MediaTek has burst into the market for smartphone chips as the fourth biggest maker with around 10% market share; Domestic smartphone brands’ share in China has soared from 25% to 70% in the past two years, as the market has expanded more than fivefold
August 25, 2013 Leave a comment
MediaTek has burst into the market for smartphone chips
Aug 24th 2013 | HSINCHU |From the print edition
TAIWAN has a paradoxical claim to fame. The island of 23m people is home to many leading information-technology companies—few of which are well known abroad. Most of the world’s personal computers are made by Quanta, Wistron or some other obscure Taiwanese firm, though they bear the names of Dell, HP or Lenovo. The processors in your smartphone or tablet may have been made by Taiwan Semiconductor Manufacturing Company (TSMC) and its touch-screen by TPK. And, especially if your device is Chinese, there is a good and growing chance that the chips were designed by MediaTek.The firm entered the smartphone-chip market in 2011. That year just 10m smartphones were shipped containing its technology. Last year the number jumped to 110m. This year it expects 200m, plus 15m-20m tablets, which in all should account for 40-50% of revenue. In the first seven months of 2013, revenue was 35% higher than a year before, at NT$70.5 billion ($2.4 billion). Its profits for the first half were up by more than 60%. “We are very confident that in the next three to five years we will be in the top two vendors of systems-on-a-chip for smartphones,” says Ming-Kai Tsai, the founder and chairman.
Mr Tsai is well on the way. Stuart Robinson of Strategy Analytics, a research firm, says MediaTek is already the fourth-biggest maker of smartphones’ application processors (or “brains”), with a shade less than 10% of the market, a few points behind Apple and Samsung. America’s Qualcomm is far out in front with almost half.
MediaTek sells more than just a set of plans for making a chip: it also provides “reference designs”, a collection of drivers and other software that optimise the way a smartphone’s other components work with the chip. “We supply beef, they create the dish,” says David Ku, the chief financial officer. Clients can use the reference designs to rustle up basic fare, or create fancier recipes, for instance incorporating 3D screens or higher-quality sound.
Many of those clients are Chinese phonemakers almost unheard of in the West, such as BBK, Gionee, OPPO and Xiaomi. In China they are anything but unfamiliar. Domestic smartphone brands’ share has soared from 25% to 70% in the past two years, as the market has expanded more than fivefold, according to Gartner, another research firm. But MediaTek’s chips can also be found in phones elsewhere in Asia, in the Middle East and Africa, and increasingly in the West.
In bursting into the smartphone market MediaTek is doing what it has often done before. Its method, explains Willy Shih, of Harvard Business School, has been to make technology simpler to use, lowering entry barriers for both itself and its customers. Founded in 1997, MediaTek began with controllers for CD-ROMs. It soon came up with a design needing one chip rather than several. Taiwanese manufacturers took it up; Toshiba, Sony and others followed. By 2000 it had captured more than half of a market once dominated by Japanese firms.

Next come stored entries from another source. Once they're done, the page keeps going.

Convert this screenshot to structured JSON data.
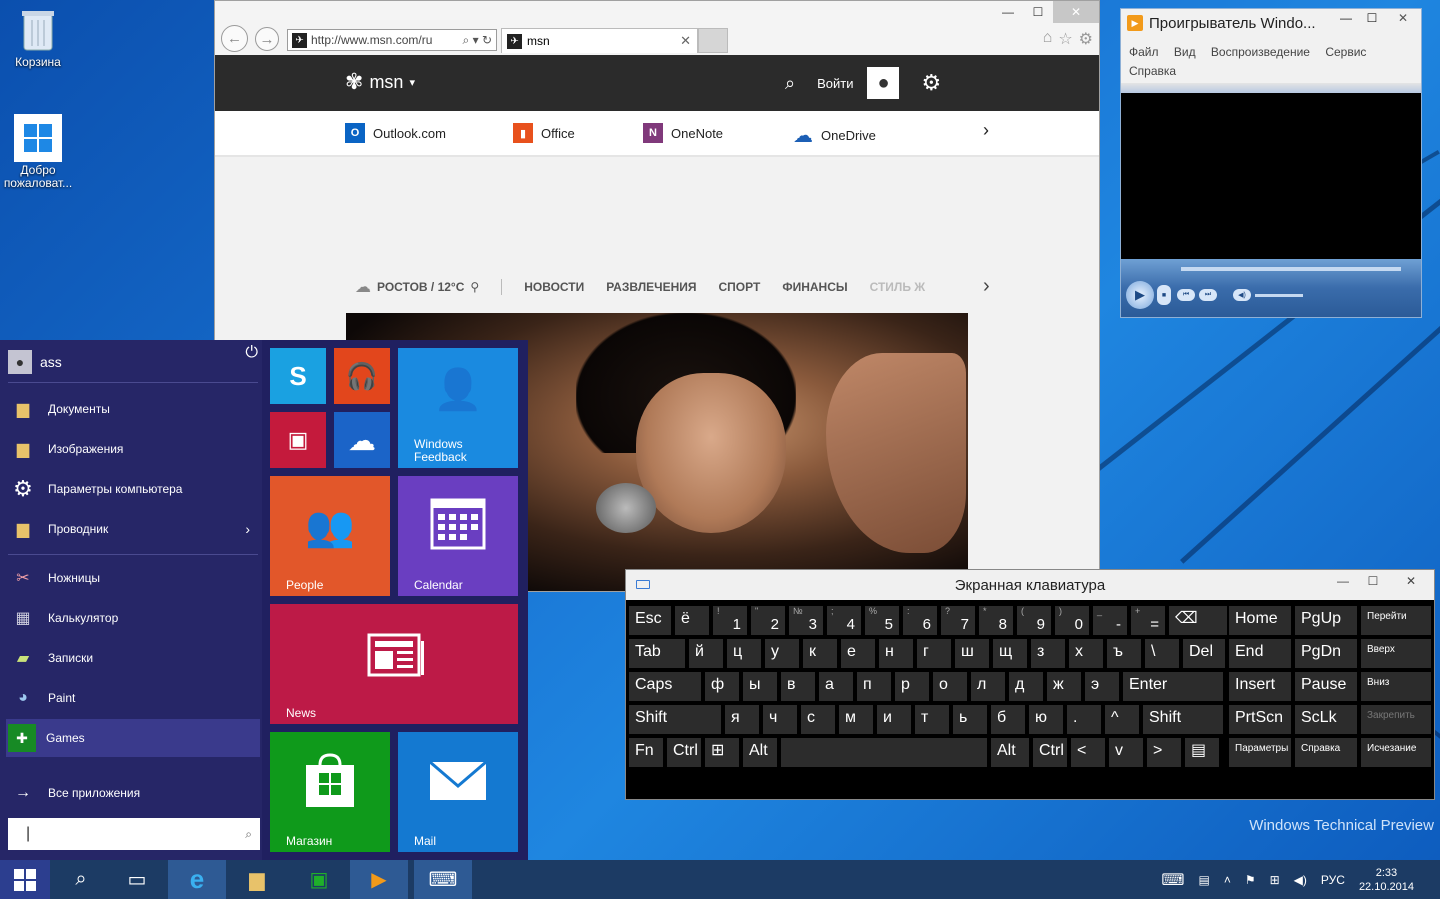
{
  "desktop": {
    "icons": [
      {
        "label": "Корзина"
      },
      {
        "label": "Добро пожаловат..."
      }
    ],
    "watermark": "Windows Technical Preview"
  },
  "ie": {
    "address": "http://www.msn.com/ru",
    "tab_title": "msn",
    "msn_logo": "msn",
    "signin": "Войти",
    "app_links": [
      "Outlook.com",
      "Office",
      "OneNote",
      "OneDrive"
    ],
    "weather": "РОСТОВ / 12°C",
    "nav": [
      "НОВОСТИ",
      "РАЗВЛЕЧЕНИЯ",
      "СПОРТ",
      "ФИНАНСЫ",
      "СТИЛЬ Ж"
    ]
  },
  "wmp": {
    "title": "Проигрыватель Windo...",
    "menu": [
      "Файл",
      "Вид",
      "Воспроизведение",
      "Сервис",
      "Справка"
    ]
  },
  "start": {
    "user": "ass",
    "items": [
      {
        "label": "Документы"
      },
      {
        "label": "Изображения"
      },
      {
        "label": "Параметры компьютера"
      },
      {
        "label": "Проводник"
      },
      {
        "label": "Ножницы"
      },
      {
        "label": "Калькулятор"
      },
      {
        "label": "Записки"
      },
      {
        "label": "Paint"
      },
      {
        "label": "Games"
      }
    ],
    "all_apps": "Все приложения",
    "search_value": "|",
    "tiles": {
      "windows_feedback": "Windows Feedback",
      "people": "People",
      "calendar": "Calendar",
      "news": "News",
      "store": "Магазин",
      "mail": "Mail"
    }
  },
  "osk": {
    "title": "Экранная клавиатура",
    "row1": [
      {
        "main": "Esc"
      },
      {
        "main": "ё"
      },
      {
        "sh": "!",
        "mn": "1"
      },
      {
        "sh": "\"",
        "mn": "2"
      },
      {
        "sh": "№",
        "mn": "3"
      },
      {
        "sh": ";",
        "mn": "4"
      },
      {
        "sh": "%",
        "mn": "5"
      },
      {
        "sh": ":",
        "mn": "6"
      },
      {
        "sh": "?",
        "mn": "7"
      },
      {
        "sh": "*",
        "mn": "8"
      },
      {
        "sh": "(",
        "mn": "9"
      },
      {
        "sh": ")",
        "mn": "0"
      },
      {
        "sh": "_",
        "mn": "-"
      },
      {
        "sh": "+",
        "mn": "="
      },
      {
        "main": "⌫"
      }
    ],
    "row2": [
      "Tab",
      "й",
      "ц",
      "у",
      "к",
      "е",
      "н",
      "г",
      "ш",
      "щ",
      "з",
      "х",
      "ъ",
      "\\",
      "Del"
    ],
    "row3": [
      "Caps",
      "ф",
      "ы",
      "в",
      "а",
      "п",
      "р",
      "о",
      "л",
      "д",
      "ж",
      "э",
      "Enter"
    ],
    "row4": [
      "Shift",
      "я",
      "ч",
      "с",
      "м",
      "и",
      "т",
      "ь",
      "б",
      "ю",
      ".",
      "^",
      "Shift"
    ],
    "row5": [
      "Fn",
      "Ctrl",
      "⊞",
      "Alt",
      "",
      "Alt",
      "Ctrl",
      "<",
      "v",
      ">",
      "▤"
    ],
    "nav": [
      "Home",
      "PgUp",
      "Перейти",
      "End",
      "PgDn",
      "Вверх",
      "Insert",
      "Pause",
      "Вниз",
      "PrtScn",
      "ScLk",
      "Закрепить",
      "Параметры",
      "Справка",
      "Исчезание"
    ]
  },
  "tray": {
    "lang": "РУС",
    "time": "2:33",
    "date": "22.10.2014"
  }
}
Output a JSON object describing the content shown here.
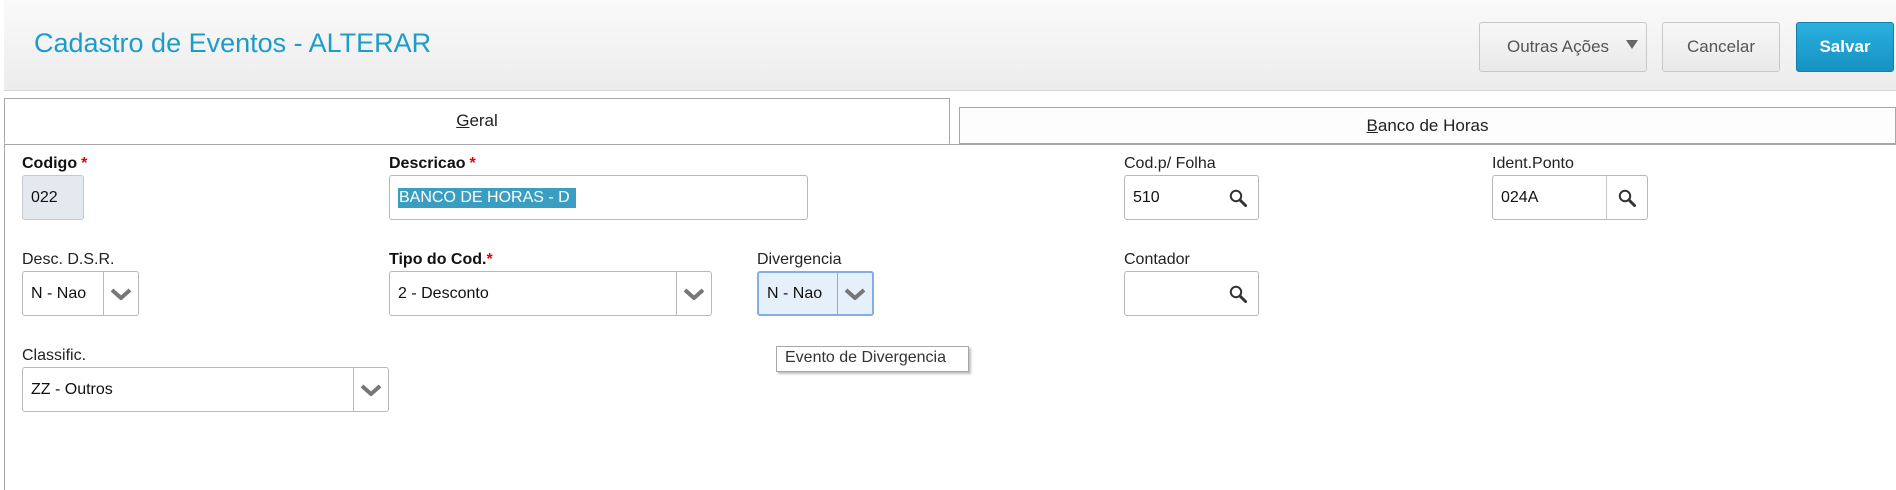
{
  "header": {
    "title": "Cadastro de Eventos - ALTERAR",
    "buttons": {
      "outras_acoes": "Outras Ações",
      "cancelar": "Cancelar",
      "salvar": "Salvar"
    }
  },
  "tabs": {
    "geral": {
      "accel": "G",
      "rest": "eral"
    },
    "banco": {
      "accel": "B",
      "rest": "anco de Horas"
    }
  },
  "form": {
    "codigo": {
      "label": "Codigo",
      "required": "*",
      "value": "022"
    },
    "descricao": {
      "label": "Descricao",
      "required": "*",
      "value": "BANCO DE HORAS - D"
    },
    "cod_folha": {
      "label": "Cod.p/ Folha",
      "value": "510"
    },
    "ident_ponto": {
      "label": "Ident.Ponto",
      "value": "024A"
    },
    "desc_dsr": {
      "label": "Desc. D.S.R.",
      "value": "N - Nao"
    },
    "tipo_cod": {
      "label": "Tipo do Cod.",
      "required": "*",
      "value": "2 - Desconto"
    },
    "divergencia": {
      "label": "Divergencia",
      "value": "N - Nao"
    },
    "contador": {
      "label": "Contador",
      "value": ""
    },
    "classific": {
      "label": "Classific.",
      "value": "ZZ - Outros"
    }
  },
  "tooltip": {
    "text": "Evento de Divergencia"
  },
  "icons": {
    "lookup": "magnifier-icon",
    "dropdown": "chevron-down-icon",
    "menu_caret": "caret-down-icon"
  },
  "colors": {
    "accent": "#1d9cc9",
    "primary_button": "#1a9fd0",
    "required": "#e00000",
    "selection": "#3a9ec3"
  }
}
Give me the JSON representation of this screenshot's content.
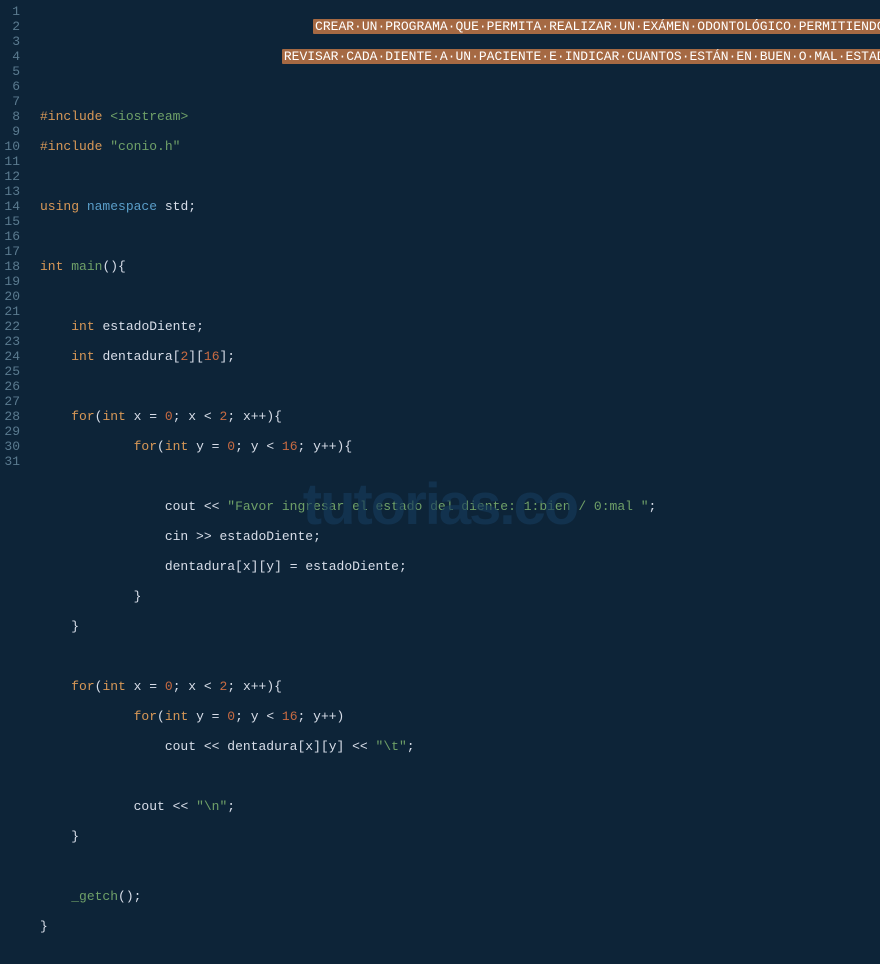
{
  "lineNumbers": [
    "1",
    "2",
    "3",
    "4",
    "5",
    "6",
    "7",
    "8",
    "9",
    "10",
    "11",
    "12",
    "13",
    "14",
    "15",
    "16",
    "17",
    "18",
    "19",
    "20",
    "21",
    "22",
    "23",
    "24",
    "25",
    "26",
    "27",
    "28",
    "29",
    "30",
    "31"
  ],
  "code": {
    "comment1": "CREAR·UN·PROGRAMA·QUE·PERMITA·REALIZAR·UN·EXÁMEN·ODONTOLÓGICO·PERMITIENDO",
    "comment2": "REVISAR·CADA·DIENTE·A·UN·PACIENTE·E·INDICAR·CUANTOS·ESTÁN·EN·BUEN·O·MAL·ESTADO",
    "include1_pre": "#include",
    "include1_path": "<iostream>",
    "include2_pre": "#include",
    "include2_path": "\"conio.h\"",
    "using": "using",
    "namespace": "namespace",
    "std": "std",
    "int": "int",
    "main": "main",
    "estadoDiente": "estadoDiente",
    "dentadura": "dentadura",
    "two": "2",
    "sixteen": "16",
    "zero": "0",
    "for": "for",
    "x": "x",
    "y": "y",
    "cout": "cout",
    "cin": "cin",
    "prompt": "\"Favor ingresar el estado del diente: 1:bien / 0:mal \"",
    "tab": "\"\\t\"",
    "nl": "\"\\n\"",
    "getch": "_getch"
  },
  "watermark": "tutorias.co"
}
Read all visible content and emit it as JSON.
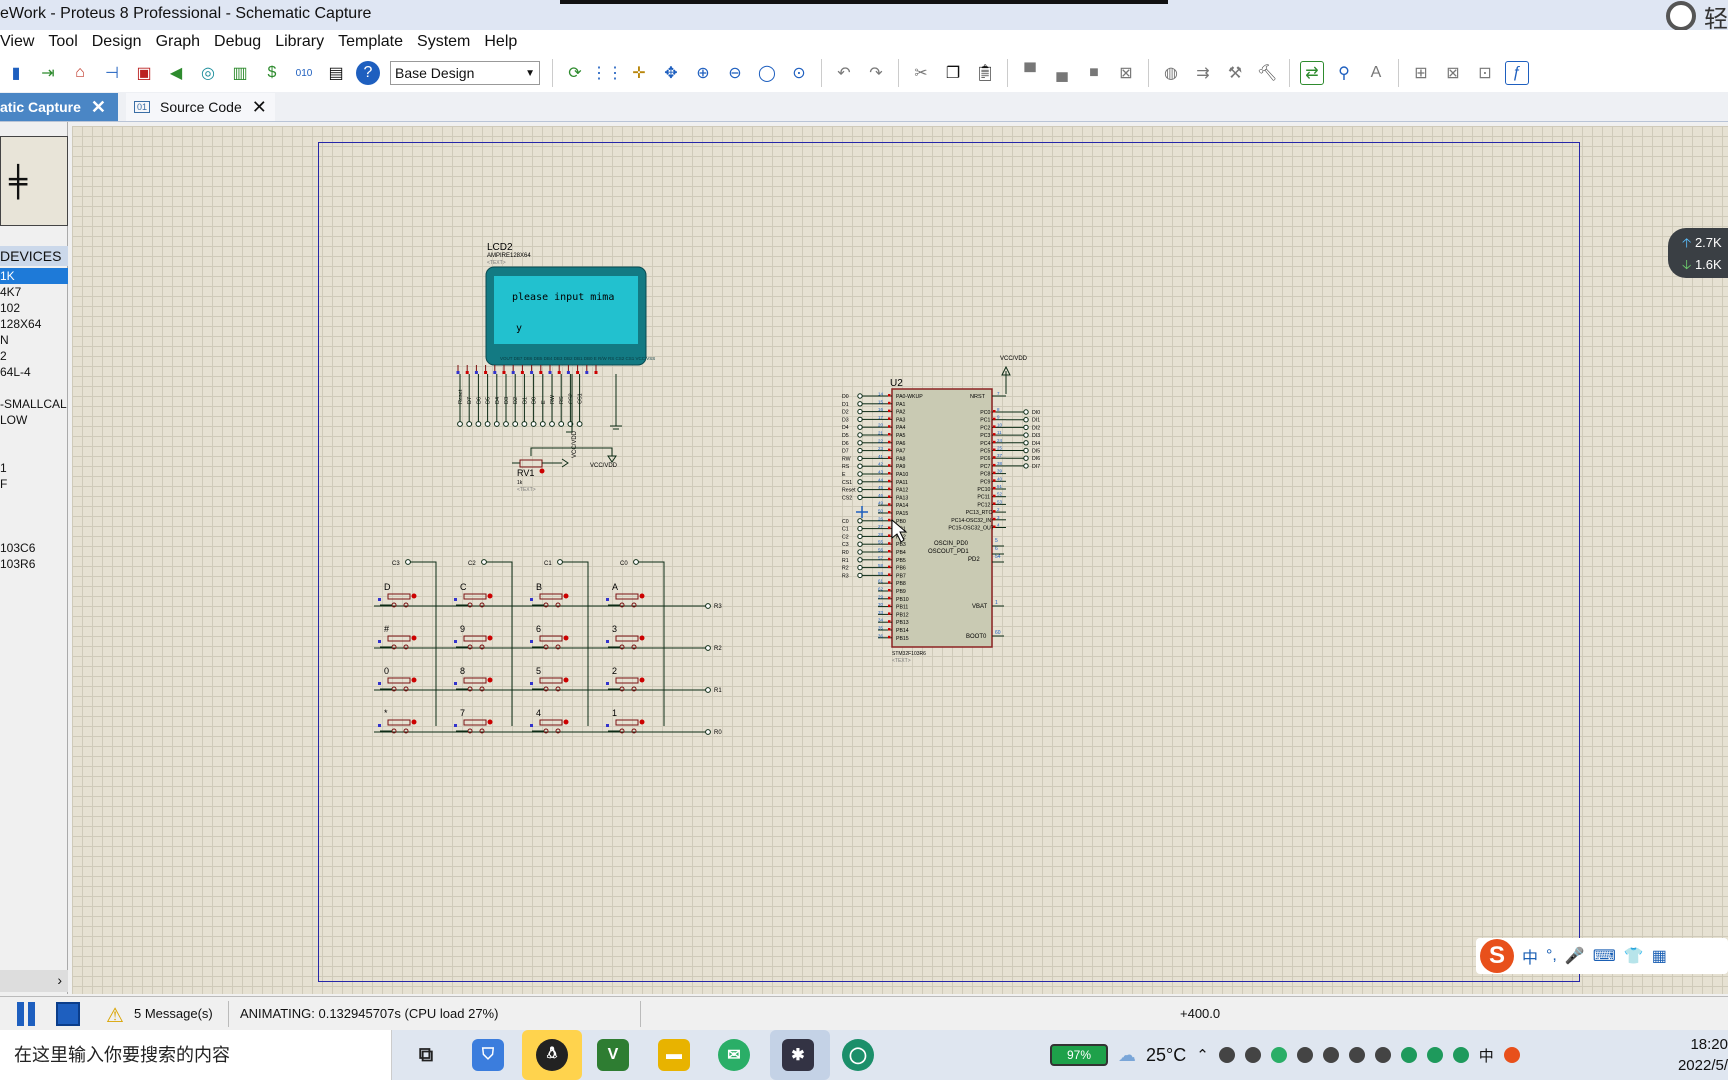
{
  "window": {
    "title": "eWork - Proteus 8 Professional - Schematic Capture",
    "title_right": "轻"
  },
  "menu": [
    "View",
    "Tool",
    "Design",
    "Graph",
    "Debug",
    "Library",
    "Template",
    "System",
    "Help"
  ],
  "toolbar": {
    "design_select": "Base Design"
  },
  "tabs": [
    {
      "label": "atic Capture"
    },
    {
      "label": "Source Code",
      "icon": "01"
    }
  ],
  "devices": {
    "header": "DEVICES",
    "items": [
      "1K",
      "4K7",
      "102",
      "128X64",
      "N",
      "2",
      "64L-4",
      "",
      "-SMALLCAL",
      "LOW",
      "",
      "",
      "1",
      "F",
      "",
      "",
      "",
      "103C6",
      "103R6"
    ]
  },
  "schematic": {
    "lcd": {
      "ref": "LCD2",
      "part": "AMPIRE128X64",
      "text_tag": "<TEXT>",
      "line1": "please input mima",
      "line2": "y",
      "pin_labels": [
        "Reset",
        "D7",
        "D6",
        "D5",
        "D4",
        "D3",
        "D2",
        "D1",
        "D0",
        "E",
        "RW",
        "RS",
        "CS2",
        "CS1"
      ],
      "pin_header": "VOUT  DB7 DB6 DB5 DB4 DB3 DB2 DB1 DB0  E  R/W RS  CS2 CS1 VCC VSS"
    },
    "pot": {
      "ref": "RV1",
      "value": "1k",
      "text_tag": "<TEXT>",
      "vcc": "VCC/VDD",
      "vcc2": "VCC/VDD"
    },
    "keypad": {
      "cols": [
        "C3",
        "C2",
        "C1",
        "C0"
      ],
      "rows": [
        "R3",
        "R2",
        "R1",
        "R0"
      ],
      "keys": [
        [
          "D",
          "C",
          "B",
          "A"
        ],
        [
          "#",
          "9",
          "6",
          "3"
        ],
        [
          "0",
          "8",
          "5",
          "2"
        ],
        [
          "*",
          "7",
          "4",
          "1"
        ]
      ]
    },
    "mcu": {
      "ref": "U2",
      "part": "STM32F103R6",
      "text_tag": "<TEXT>",
      "vcc": "VCC/VDD",
      "left_nets": [
        "D0",
        "D1",
        "D2",
        "D3",
        "D4",
        "D5",
        "D6",
        "D7",
        "RW",
        "RS",
        "E",
        "CS1",
        "Reset",
        "CS2",
        "",
        "",
        "C0",
        "C1",
        "C2",
        "C3",
        "R0",
        "R1",
        "R2",
        "R3"
      ],
      "left_pins": [
        "14",
        "15",
        "16",
        "17",
        "20",
        "21",
        "22",
        "23",
        "41",
        "42",
        "43",
        "44",
        "45",
        "46",
        "49",
        "50",
        "26",
        "27",
        "28",
        "55",
        "56",
        "57",
        "58",
        "59",
        "61",
        "62",
        "29",
        "30",
        "33",
        "34",
        "35",
        "36"
      ],
      "left_labels": [
        "PA0-WKUP",
        "PA1",
        "PA2",
        "PA3",
        "PA4",
        "PA5",
        "PA6",
        "PA7",
        "PA8",
        "PA9",
        "PA10",
        "PA11",
        "PA12",
        "PA13",
        "PA14",
        "PA15",
        "PB0",
        "PB1",
        "PB2",
        "PB3",
        "PB4",
        "PB5",
        "PB6",
        "PB7",
        "PB8",
        "PB9",
        "PB10",
        "PB11",
        "PB12",
        "PB13",
        "PB14",
        "PB15"
      ],
      "right_labels_top": [
        "NRST"
      ],
      "right_labels": [
        "PC0",
        "PC1",
        "PC2",
        "PC3",
        "PC4",
        "PC5",
        "PC6",
        "PC7",
        "PC8",
        "PC9",
        "PC10",
        "PC11",
        "PC12",
        "PC13_RTC",
        "PC14-OSC32_IN",
        "PC15-OSC32_OUT"
      ],
      "right_pins": [
        "7",
        "8",
        "9",
        "10",
        "11",
        "24",
        "25",
        "37",
        "38",
        "39",
        "40",
        "51",
        "52",
        "53",
        "2",
        "3",
        "4"
      ],
      "right_nets": [
        "DI0",
        "DI1",
        "DI2",
        "DI3",
        "DI4",
        "DI5",
        "DI6",
        "DI7"
      ],
      "osc_labels": [
        "OSCIN_PD0",
        "OSCOUT_PD1",
        "PD2"
      ],
      "osc_pins": [
        "5",
        "6",
        "54"
      ],
      "vbat": "VBAT",
      "vbat_pin": "1",
      "boot": "BOOT0",
      "boot_pin": "60"
    }
  },
  "net_badge": {
    "up": "2.7K",
    "down": "1.6K"
  },
  "ime": {
    "lang": "中",
    "punct": "°,",
    "mic": "🎤",
    "kb": "⌨",
    "skin": "👕",
    "grid": "▦"
  },
  "status": {
    "messages": "5 Message(s)",
    "animating": "ANIMATING: 0.132945707s (CPU load 27%)",
    "coord": "+400.0"
  },
  "taskbar": {
    "search_placeholder": "在这里输入你要搜索的内容",
    "battery": "97%",
    "temperature": "25°C",
    "ime_tray": "中",
    "time": "18:20",
    "date": "2022/5/"
  },
  "colors": {
    "sheet_border": "#2626a8",
    "lcd_screen": "#22c1cf",
    "lcd_frame": "#137a83",
    "wire": "#0b2a14",
    "mcu_body": "#c9cab3",
    "mcu_outline": "#8c2222",
    "accent": "#1e5fbf"
  }
}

That Mr Tsai is keen on the work of Clayton Christensen, author of “The Innovator’s Dilemma” (and a colleague of Mr Shih’s), comes as no surprise.
MediaTek moved on to chips for DVDs, televisions and, in 2004, basic mobile phones, for which it claims to have sold 500m units in 2010. It built the relationships with Chinese makers of cheap phones that have allowed it to break into smartphones so quickly.
Low prices are essential. In developing economies people do not enjoy the handset subsidies routinely offered by operators in rich countries, and cannot afford expensive phones. But both Mr Tsai and Mr Ku, who proudly shows off clever but cheap phones made by customers, insist that “low price does not mean low-end.” Last month MediaTek announced a design using inexpensive but state-of-the-art technology licensed from ARM, a British company whose ideas underlie the chips in most smartphones and tablets.
Despite its rapid growth, MediaTek can expect opposition. It faces direct competition from Spreadtrum, a designer based on the mainland, in Shanghai. And the giant of the chip-design business, Qualcomm, is wise to the threat. It too has been selling reference designs, mostly to Chinese manufacturers, allowing them to develop Qualcomm-powered devices quickly—and thus strengthening itself in the mass market. Mr Tsai may not unseat Qualcomm, but he is on course to become its closest challenger.